A Neighborhood of Infinity: September 2009

Finite Differences of Real-Valued Functions

Conor McBride's discovery that you can differentiate container types to get useful constructions like zippers has to be one of the most amazing things I've seen in computer science. But seeing the success of differentiation suggests the idea of taking a step back and looking at finite differences.

Forget about types for the moment and consider functions on a field R. Given a function f:R→R we can define Δf:R×R→R by

Δf(x,y) = (f(x)-f(y))/(x-y)

Δ is the finite difference operator. But does it make any kind of sense for types? At first it seems not because we can't define subtraction and division of types. Can we massage this definition into a form that uses only addition and multiplication?

First consider Δc where c is a constant function. Then Δc(x,y)=0.

Now consider the identity function i(x)=x. Then Δi(x,y)=1.

Δ is linear in the sense that if f and g are functions, Δ(f+g) = Δf+Δg.

Now consider the product of two functions, f and g.

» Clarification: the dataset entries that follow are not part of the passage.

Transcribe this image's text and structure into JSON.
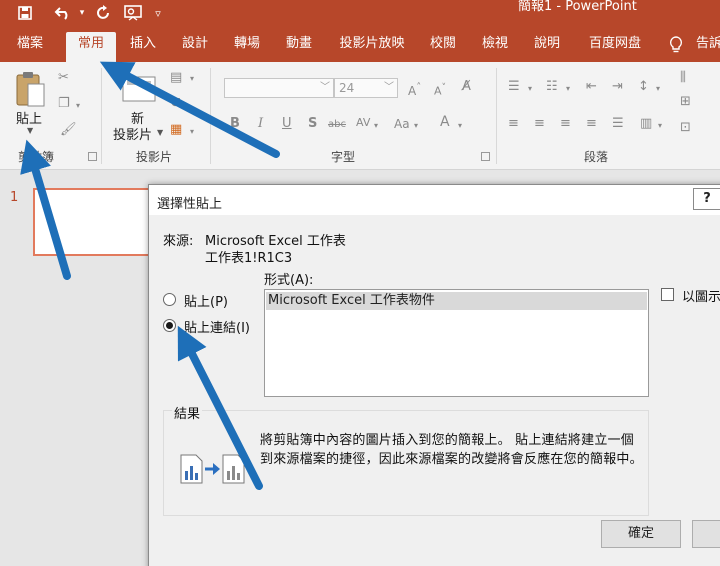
{
  "window": {
    "title": "簡報1  -  PowerPoint"
  },
  "qat": {
    "save_icon": "save-icon",
    "undo_icon": "undo-icon",
    "redo_icon": "redo-icon",
    "present_icon": "present-icon",
    "customize_icon": "customize-qat-icon"
  },
  "tabs": [
    {
      "label": "檔案",
      "active": false
    },
    {
      "label": "常用",
      "active": true
    },
    {
      "label": "插入",
      "active": false
    },
    {
      "label": "設計",
      "active": false
    },
    {
      "label": "轉場",
      "active": false
    },
    {
      "label": "動畫",
      "active": false
    },
    {
      "label": "投影片放映",
      "active": false
    },
    {
      "label": "校閱",
      "active": false
    },
    {
      "label": "檢視",
      "active": false
    },
    {
      "label": "說明",
      "active": false
    },
    {
      "label": "百度网盘",
      "active": false
    },
    {
      "label": "告訴",
      "active": false
    }
  ],
  "ribbon": {
    "paste_label": "貼上",
    "new_slide_label_line1": "新",
    "new_slide_label_line2": "投影片",
    "font_size_value": "24",
    "groups": {
      "clipboard": "剪貼簿",
      "slides": "投影片",
      "font": "字型",
      "paragraph": "段落"
    }
  },
  "slides_pane": {
    "slide_number": "1"
  },
  "dialog": {
    "title": "選擇性貼上",
    "help_label": "?",
    "source_label": "來源:",
    "source_line1": "Microsoft Excel 工作表",
    "source_line2": "工作表1!R1C3",
    "as_label": "形式(A):",
    "options": {
      "paste": "貼上(P)",
      "paste_link": "貼上連結(I)",
      "selected": "paste_link"
    },
    "as_items": [
      "Microsoft Excel 工作表物件"
    ],
    "display_as_icon_label": "以圖示",
    "display_as_icon_checked": false,
    "result_label": "結果",
    "result_text": "將剪貼簿中內容的圖片插入到您的簡報上。 貼上連結將建立一個到來源檔案的捷徑，因此來源檔案的改變將會反應在您的簡報中。",
    "ok_label": "確定"
  },
  "colors": {
    "accent": "#b7472a",
    "arrow": "#1e6fb8",
    "slide_border": "#e27a5d"
  }
}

Δ(fg)(x,y) = (f(x)g(x)-f(y)g(y))/(x-y)

= (f(x)g(x)-f(x)g(y)+f(x)g(y)-f(y)g(y))/(x-y)

= f(x)Δg(x,y)+g(y)Δf(x,y)

So now we have a Leibniz-like rule. We can compute finite differences of polynomials without using subtraction or division! What's more, we can use these formulae to difference algebraic functions defined implicitly by polynomials. For example consider f(x)=1/(1-x). We can rewrite this implicitly, using only addition and multiplication, as

f(x) = 1+x f(x)

Differencing both sides we get

Δf(x,y) = x Δf(x,y)+f(y)

That tells us that Δf(x,y) = f(x)f(y).

Finite Differences of Types

We're now ready to apply our operator to types. Instead of functions on the reals we work with functors on the set of types. A good first example container is the functor F(X)=X^N for an integer N. This is basically just an array of N elements of type X. We could apply the Leibniz rule repeatedly, but we expect to get the same result as if we'd worked over the reals. So setting f(x)=x^N we get

Δf(x,y) = (x^N-y^N)/(x-y) = x^N-1+x^N-2y+x^N-3y²+...+y^N-1

So we know that on types, ΔF(X,Y) = X^N-1+X^N-2Y+...+Y^N-1.

There's a straightforward interpretation we can give this. Differentiating a type makes a hole in it. Finite differencing makes a hole in it, but everything to the left of the hole is of one type and everything on the right is another. For example, for F(X)=X³, ΔF(X,Y)=X²+XY+Y² can be drawn as:

If you've been reading the right papers then at this point it should all become familiar. Finite differencing is none other than dissection, as described by Conor in his Jokers and Clowns paper. I don't know if he was aware that he was talking about finite differences - the paper itself talks about this being a type of derivative. It's sort of implicit when he writes the isomorphism:

right :: p j + (Δp c j , c) → (j , Δp c j ) + p c

With a little rearrangement this becomes the definition of finite difference.

Now that we've recognised dissection as finite difference we can reason informally about dissection using high school algebra. For example, we already know that lists, defined by L(X) = 1+X L(X) can be informally thought of as L(X)=1/(1-X). So using the example I gave above we see that ΔL(X,Y)=1/((1-X)(1-Y)) = L(X)L(Y). So the dissection of a list is a pair of lists, one for the left elements, and one for the right elements. Just what we'd expect.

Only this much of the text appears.